Intervention de Christian Nibourel

Commission d'enquête Souveraineté numérique — Réunion du 17 juillet 2019 à 16h00
Audition de M. Laurent Giovachini pour le « comité souveraineté et sécurité des entreprises françaises » du medef et le syntec numérique et de M. Loïc Rivière délégué général de tech in france

Christian Nibourel, président du groupement de professions de services et de la commission mutations technologiques et impacts sociaux du Medef :

Il y a une prise de conscience, surtout dans les grandes entreprises, notamment après le RGPD. Nous devons soutenir des solutions juridiques, dont certaines existent déjà au travers de ce règlement. Il faut aussi réduire les risques pour les entreprises, qui ne savent pas toujours que la justice américaine peut aller chercher des données dans ces clouds. Il y a une déconnexion entre la réglementation française et le Cloud Act. La réponse devra être européenne avec de nouvelles réglementations.

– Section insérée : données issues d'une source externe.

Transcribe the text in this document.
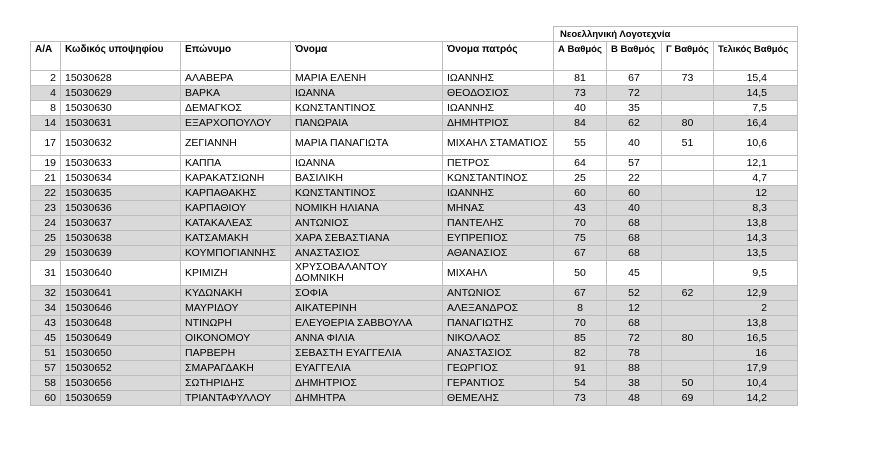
					Νεοελληνική Λογοτεχνία			
Α/Α	Κωδικός υποψηφίου	Επώνυμο	Όνομα	Όνομα πατρός	Α Βαθμός	Β Βαθμός	Γ Βαθμός	Τελικός Βαθμός
2	15030628	ΑΛΑΒΕΡΑ	ΜΑΡΙΑ ΕΛΕΝΗ	ΙΩΑΝΝΗΣ	81	67	73	15,4
4	15030629	ΒΑΡΚΑ	ΙΩΑΝΝΑ	ΘΕΟΔΟΣΙΟΣ	73	72		14,5
8	15030630	ΔΕΜΑΓΚΟΣ	ΚΩΝΣΤΑΝΤΙΝΟΣ	ΙΩΑΝΝΗΣ	40	35		7,5
14	15030631	ΕΞΑΡΧΟΠΟΥΛΟΥ	ΠΑΝΩΡΑΙΑ	ΔΗΜΗΤΡΙΟΣ	84	62	80	16,4
17	15030632	ΖΕΓΙΑΝΝΗ	ΜΑΡΙΑ ΠΑΝΑΓΙΩΤΑ	ΜΙΧΑΗΛ ΣΤΑΜΑΤΙΟΣ	55	40	51	10,6
19	15030633	ΚΑΠΠΑ	ΙΩΑΝΝΑ	ΠΕΤΡΟΣ	64	57		12,1
21	15030634	ΚΑΡΑΚΑΤΣΙΩΝΗ	ΒΑΣΙΛΙΚΗ	ΚΩΝΣΤΑΝΤΙΝΟΣ	25	22		4,7
22	15030635	ΚΑΡΠΑΘΑΚΗΣ	ΚΩΝΣΤΑΝΤΙΝΟΣ	ΙΩΑΝΝΗΣ	60	60		12
23	15030636	ΚΑΡΠΑΘΙΟΥ	ΝΟΜΙΚΗ ΗΛΙΑΝΑ	ΜΗΝΑΣ	43	40		8,3
24	15030637	ΚΑΤΑΚΑΛΕΑΣ	ΑΝΤΩΝΙΟΣ	ΠΑΝΤΕΛΗΣ	70	68		13,8
25	15030638	ΚΑΤΣΑΜΑΚΗ	ΧΑΡΑ ΣΕΒΑΣΤΙΑΝΑ	ΕΥΠΡΕΠΙΟΣ	75	68		14,3
29	15030639	ΚΟΥΜΠΟΓΙΑΝΝΗΣ	ΑΝΑΣΤΑΣΙΟΣ	ΑΘΑΝΑΣΙΟΣ	67	68		13,5
31	15030640	ΚΡΙΜΙΖΗ	ΧΡΥΣΟΒΑΛΑΝΤΟΥ ΔΟΜΝΙΚΗ	ΜΙΧΑΗΛ	50	45		9,5
32	15030641	ΚΥΔΩΝΑΚΗ	ΣΟΦΙΑ	ΑΝΤΩΝΙΟΣ	67	52	62	12,9
34	15030646	ΜΑΥΡΙΔΟΥ	ΑΙΚΑΤΕΡΙΝΗ	ΑΛΕΞΑΝΔΡΟΣ	8	12		2
43	15030648	ΝΤΙΝΩΡΗ	ΕΛΕΥΘΕΡΙΑ ΣΑΒΒΟΥΛΑ	ΠΑΝΑΓΙΩΤΗΣ	70	68		13,8
45	15030649	ΟΙΚΟΝΟΜΟΥ	ΑΝΝΑ ΦΙΛΙΑ	ΝΙΚΟΛΑΟΣ	85	72	80	16,5
51	15030650	ΠΑΡΒΕΡΗ	ΣΕΒΑΣΤΗ ΕΥΑΓΓΕΛΙΑ	ΑΝΑΣΤΑΣΙΟΣ	82	78		16
57	15030652	ΣΜΑΡΑΓΔΑΚΗ	ΕΥΑΓΓΕΛΙΑ	ΓΕΩΡΓΙΟΣ	91	88		17,9
58	15030656	ΣΩΤΗΡΙΔΗΣ	ΔΗΜΗΤΡΙΟΣ	ΓΕΡΑΝΤΙΟΣ	54	38	50	10,4
60	15030659	ΤΡΙΑΝΤΑΦΥΛΛΟΥ	ΔΗΜΗΤΡΑ	ΘΕΜΕΛΗΣ	73	48	69	14,2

Nous devons être prudents sur un futur RGPD des entreprises et sur la mutualisation des données d'entreprises, certaines données stratégiques sont le savoir-faire, la propriété de l'entreprise - il ne faudrait donc pas les divulguer. Avant de se poser la question de leur mutualisation, il faudrait segmenter les données. Le Health Data Hub va être bientôt créé, on en voit l'intérêt. C'est une solution d'avenir.

Si nous voulons devenir des leaders européens dans un certain nombre de domaines d'innovation, il faut un pilotage de l'innovation de rupture au niveau européen et prendre en compte la composante temps. Les innovations vont très vite. Il faut une vision et une permanence dans nos investissements, tout en étant capable de changer de cap rapidement pour pouvoir répondre aux nouvelles innovations.

Nous pouvons décider, par exemple dans la cybersécurité, avoir perdu la bataille du cloud, mais vouloir gagner la bataille des bases de données réparties, le edge computing.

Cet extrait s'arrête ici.